Storage & Run Manifest Spec (v1)

There are two main locations:

  1. $SAEV_SCRATCH/saev/shards: where we store transformer activations (referred to as shards_root in the codebase).
  2. $SAEV_NFS/saev/runs: where we store checkpoints and other computed intermediate stuff like example images, probe1d results, etc. (referred to as runs_root in the codebase).

Visually, these are:

$SAEV_SCRATCH/saev/
  shards/
    <shard_hash>/
      metadata.json
      shards.json
      acts000000.bin
      acts000001.bin
      ...
      labels.bin

and

$SAEV_NFS/saev/
  runs/
    <run_id>/
      checkpoint/           # output of train.py on <shard_hash>
        sae.pt
        config.json
      links/                # Symlinks
        train-shards        # $SCRATCH/saev/shards/<shard_hash>
        train-dataset       # Whatever the original image dataset was
        val-shards          # $SCRATCH/saev/shards/<shard_hash>
        val-dataset         # Whatever the original image dataset was
      inference/            # outputs from dump.py
        <shard_hash>/
          config.json
          patch_acts.npz
          visuals/          # output of visuals.py

Each $SAEV_SCRATCH/shards/<shard_hash>/ MUST include:

  • metadata.json (UTF-8, canonical spec; see protocol.md)
  • shards.json (UTF-8, shard index and sizes; see protocol.md)
  • acts*.bin (binary shards; format in protocol.md)
  • labels.bin (binary patch labels aligned to shards; format in protocol.md)

Note

Immutability: Files under saev/shards/<shard_hash>/ MUST be treated as read-only after publication. Any change yields a new shard_hash.

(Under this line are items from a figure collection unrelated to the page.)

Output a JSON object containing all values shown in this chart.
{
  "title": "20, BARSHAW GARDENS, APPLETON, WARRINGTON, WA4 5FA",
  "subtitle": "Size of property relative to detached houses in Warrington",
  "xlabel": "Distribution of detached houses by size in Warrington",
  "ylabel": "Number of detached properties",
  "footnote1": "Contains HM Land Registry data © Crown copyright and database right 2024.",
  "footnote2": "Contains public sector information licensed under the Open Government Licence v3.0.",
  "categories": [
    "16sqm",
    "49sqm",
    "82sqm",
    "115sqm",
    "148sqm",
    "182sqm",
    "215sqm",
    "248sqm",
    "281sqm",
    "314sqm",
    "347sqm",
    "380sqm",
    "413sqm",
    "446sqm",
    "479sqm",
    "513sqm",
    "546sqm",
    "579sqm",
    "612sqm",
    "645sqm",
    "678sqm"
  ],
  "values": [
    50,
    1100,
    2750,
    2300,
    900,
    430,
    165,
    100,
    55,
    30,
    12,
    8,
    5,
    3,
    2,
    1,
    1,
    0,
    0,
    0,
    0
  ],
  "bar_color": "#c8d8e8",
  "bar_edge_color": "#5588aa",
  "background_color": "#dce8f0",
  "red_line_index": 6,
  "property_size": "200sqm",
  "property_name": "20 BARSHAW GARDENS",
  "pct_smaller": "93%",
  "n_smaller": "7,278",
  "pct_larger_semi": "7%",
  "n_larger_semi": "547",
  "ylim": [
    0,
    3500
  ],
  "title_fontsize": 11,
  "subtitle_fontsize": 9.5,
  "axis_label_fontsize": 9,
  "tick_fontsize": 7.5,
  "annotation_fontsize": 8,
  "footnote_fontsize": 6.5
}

All CLI entrypoints should accept a single --run <path> argument. Every other path MUST be resolved from the run root:

  • ViT activations: links/shardssaev/shards/<shard_hash>
  • Dataset: links/dataset → Dataset root, wherever it is on disk.
  • SAE checkpoint: checkpoint/sae.pt

Example resolution:

run = pathlib.Path(cfg.run)
shards_root = (run / "links" / "shards").resolve()
dataset_root = (run / "links" / "dataset").resolve()
ckpt = run / "checkpoint" / "sae.pt"
labels = vit_root / "labels.bin"
  • $SAEV_SCRATCH and $SAEV_NFS should be set for all users/processes running saev tools.

FAQs

  • Where do patch labels live? Next to acts*.bin in $SAEV_SCRATCH/shards/<shard_hash>/labels.bin. Scripts discover them via links/shards/labels.bin.

  • Can I put datasets directly in $SAEV_SCRATCH? Sure, but not in $SAEV_SCRATCH/shards.